Project Gaydar: Data-Mining Social Networks
Using data from the social network Facebook, they made a striking discovery: just by looking at a person’s online friends, they could predict whether the person was gay. They did this with a software program that looked at the gender and sexuality of a person’s friends and, using statistical analysis, made a prediction. The two students had no way of checking all of their predictions, but based on their own knowledge outside the Facebook world, their computer program appeared quite accurate for men, they said.
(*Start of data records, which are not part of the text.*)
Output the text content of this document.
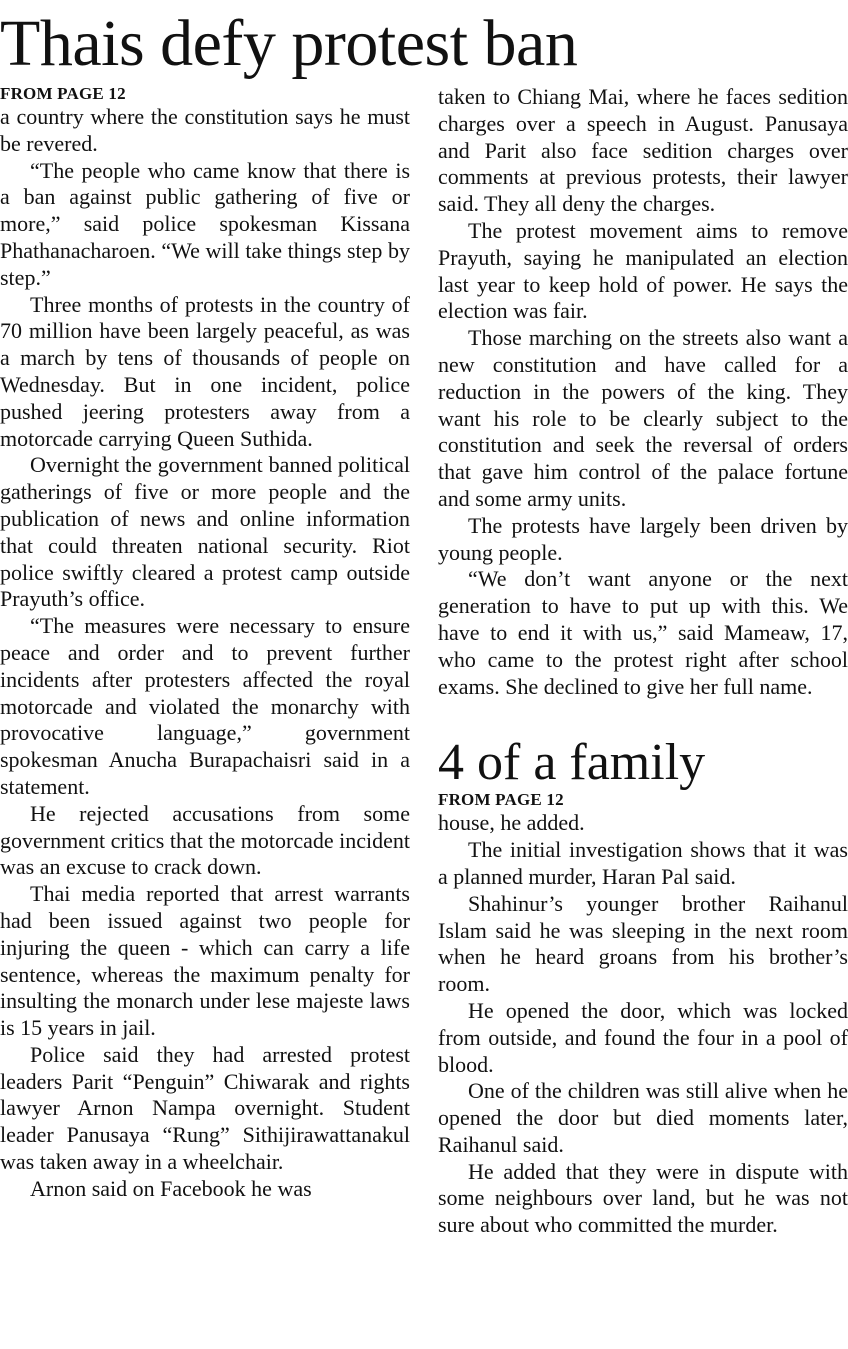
Thais defy protest ban
FROM PAGE 12

a country where the constitution says he must be revered.

“The people who came know that there is a ban against public gathering of five or more,” said police spokesman Kissana Phathanacharoen. “We will take things step by step.”

Three months of protests in the country of 70 million have been largely peaceful, as was a march by tens of thousands of people on Wednesday. But in one incident, police pushed jeering protesters away from a motorcade carrying Queen Suthida.

Overnight the government banned political gatherings of five or more people and the publication of news and online information that could threaten national security. Riot police swiftly cleared a protest camp outside Prayuth’s office.

“The measures were necessary to ensure peace and order and to prevent further incidents after protesters affected the royal motorcade and violated the monarchy with provocative language,” government spokesman Anucha Burapachaisri said in a statement.

He rejected accusations from some government critics that the motorcade incident was an excuse to crack down.

Thai media reported that arrest warrants had been issued against two people for injuring the queen - which can carry a life sentence, whereas the maximum penalty for insulting the monarch under lese majeste laws is 15 years in jail.

Police said they had arrested protest leaders Parit “Penguin” Chiwarak and rights lawyer Arnon Nampa overnight. Student leader Panusaya “Rung” Sithijirawattanakul was taken away in a wheelchair.

Arnon said on Facebook he was

taken to Chiang Mai, where he faces sedition charges over a speech in August. Panusaya and Parit also face sedition charges over comments at previous protests, their lawyer said. They all deny the charges.

The protest movement aims to remove Prayuth, saying he manipulated an election last year to keep hold of power. He says the election was fair.

Those marching on the streets also want a new constitution and have called for a reduction in the powers of the king. They want his role to be clearly subject to the constitution and seek the reversal of orders that gave him control of the palace fortune and some army units.

The protests have largely been driven by young people.

“We don’t want anyone or the next generation to have to put up with this. We have to end it with us,” said Mameaw, 17, who came to the protest right after school exams. She declined to give her full name.

4 of a family
FROM PAGE 12

house, he added.

The initial investigation shows that it was a planned murder, Haran Pal said.

Shahinur’s younger brother Raihanul Islam said he was sleeping in the next room when he heard groans from his brother’s room.

He opened the door, which was locked from outside, and found the four in a pool of blood.

One of the children was still alive when he opened the door but died moments later, Raihanul said.

He added that they were in dispute with some neighbours over land, but he was not sure about who committed the murder.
People may be effectively “outing” themselves just by the virtual company they keep.
“When they first did it, it was absolutely striking – we said, ‘Oh my God – you can actually put some computation behind that,’ ” said Hal Abelson, a computer science professor at MIT who co-taught the course. “That pulls the rug out from a whole policy and technology perspective that the point is to give you control over your information – because you don’t have control over your information.”
. . .
Facebook spokesman Simon Axten could not respond to Jernigan and Mistree’s analysis, since it is not public, but pointed out that it is something that happens every day.
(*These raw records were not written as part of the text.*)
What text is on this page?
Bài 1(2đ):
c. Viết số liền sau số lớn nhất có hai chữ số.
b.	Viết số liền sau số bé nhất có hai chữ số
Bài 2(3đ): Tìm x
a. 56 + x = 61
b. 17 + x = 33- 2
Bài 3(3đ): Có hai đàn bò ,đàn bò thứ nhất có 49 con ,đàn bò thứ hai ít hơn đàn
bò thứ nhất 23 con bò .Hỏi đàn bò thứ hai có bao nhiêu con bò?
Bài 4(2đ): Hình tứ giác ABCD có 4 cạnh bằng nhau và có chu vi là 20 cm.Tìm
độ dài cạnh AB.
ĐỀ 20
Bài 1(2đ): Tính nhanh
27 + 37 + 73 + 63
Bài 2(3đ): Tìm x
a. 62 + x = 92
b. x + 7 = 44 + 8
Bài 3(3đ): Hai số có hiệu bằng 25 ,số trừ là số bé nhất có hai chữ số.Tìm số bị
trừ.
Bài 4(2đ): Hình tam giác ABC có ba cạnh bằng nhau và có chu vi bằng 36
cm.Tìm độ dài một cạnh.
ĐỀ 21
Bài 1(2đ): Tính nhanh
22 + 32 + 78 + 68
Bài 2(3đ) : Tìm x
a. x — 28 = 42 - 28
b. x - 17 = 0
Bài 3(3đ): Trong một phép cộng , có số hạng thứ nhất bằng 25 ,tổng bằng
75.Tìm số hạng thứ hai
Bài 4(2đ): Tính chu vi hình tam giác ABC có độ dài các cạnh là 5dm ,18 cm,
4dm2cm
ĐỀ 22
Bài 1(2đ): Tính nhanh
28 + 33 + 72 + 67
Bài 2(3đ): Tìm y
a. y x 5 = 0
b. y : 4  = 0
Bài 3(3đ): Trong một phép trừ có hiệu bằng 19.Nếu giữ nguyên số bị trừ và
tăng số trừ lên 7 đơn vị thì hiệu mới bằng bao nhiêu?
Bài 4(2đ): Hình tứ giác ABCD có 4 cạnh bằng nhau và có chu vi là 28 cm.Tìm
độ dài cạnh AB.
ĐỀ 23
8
- Project ‘Gaydar’ by Carolyn Y. Johnson
Boston Globe
2009-09-20
Oops! Your sexual preference is showing.
Keep in mind that the research performed by these students is far from “high-tech” – their research isn’t published but it is safe to assume that they put together something possibly as simple as counting each individual’s connections and, where an individual with an unknown sexual preference was connected to another individual with a known sexual preference, added to that individual’s homosexuality indicator.
This would be a highly iterative process, however, knowing the actual sexual preference of only a small percentage of individuals and then extrapolating upon connections from unknown to unknown based upon what is known would allow the data mining program to indicate with better-than-random probability the sexual preference of everyone with a connection.
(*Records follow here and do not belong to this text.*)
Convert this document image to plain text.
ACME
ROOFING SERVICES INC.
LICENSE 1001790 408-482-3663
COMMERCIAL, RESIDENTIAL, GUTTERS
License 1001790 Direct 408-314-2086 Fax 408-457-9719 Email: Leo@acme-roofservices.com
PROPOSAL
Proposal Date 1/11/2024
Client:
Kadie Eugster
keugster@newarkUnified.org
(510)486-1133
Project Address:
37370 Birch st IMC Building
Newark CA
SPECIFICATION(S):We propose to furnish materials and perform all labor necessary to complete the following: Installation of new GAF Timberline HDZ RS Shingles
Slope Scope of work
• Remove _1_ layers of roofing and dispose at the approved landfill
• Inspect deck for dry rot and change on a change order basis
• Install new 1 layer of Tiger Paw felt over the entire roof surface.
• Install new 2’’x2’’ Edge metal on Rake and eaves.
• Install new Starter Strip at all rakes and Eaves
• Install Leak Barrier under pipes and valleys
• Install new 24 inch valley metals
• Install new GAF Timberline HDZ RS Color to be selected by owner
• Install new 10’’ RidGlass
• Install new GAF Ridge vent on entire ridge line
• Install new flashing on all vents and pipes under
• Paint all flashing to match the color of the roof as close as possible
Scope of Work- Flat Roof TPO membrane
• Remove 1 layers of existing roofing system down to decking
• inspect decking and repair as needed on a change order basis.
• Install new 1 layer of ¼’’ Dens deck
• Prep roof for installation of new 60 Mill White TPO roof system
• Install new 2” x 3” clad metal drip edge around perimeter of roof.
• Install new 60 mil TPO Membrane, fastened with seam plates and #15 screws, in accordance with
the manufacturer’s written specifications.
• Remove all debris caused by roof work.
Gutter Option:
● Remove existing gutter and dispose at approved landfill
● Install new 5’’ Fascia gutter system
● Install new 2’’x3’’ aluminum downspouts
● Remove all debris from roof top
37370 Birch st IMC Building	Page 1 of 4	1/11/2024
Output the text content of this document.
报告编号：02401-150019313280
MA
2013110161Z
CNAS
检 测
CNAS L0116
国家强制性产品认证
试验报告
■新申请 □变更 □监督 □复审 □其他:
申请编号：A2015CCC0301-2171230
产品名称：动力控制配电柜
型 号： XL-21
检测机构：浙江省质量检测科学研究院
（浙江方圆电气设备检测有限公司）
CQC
Take it a few steps further and start analyzing the other information provided – favorite books, movies, musical acts, their addresses, the content posted by users on eachothers’ profile pages, content posted in online journals, the content of sites linked from each user’s profile, even their names… you can build a statistically-probable representation of an individual down to his or her ideology.
So, who wants to be first up against the wall?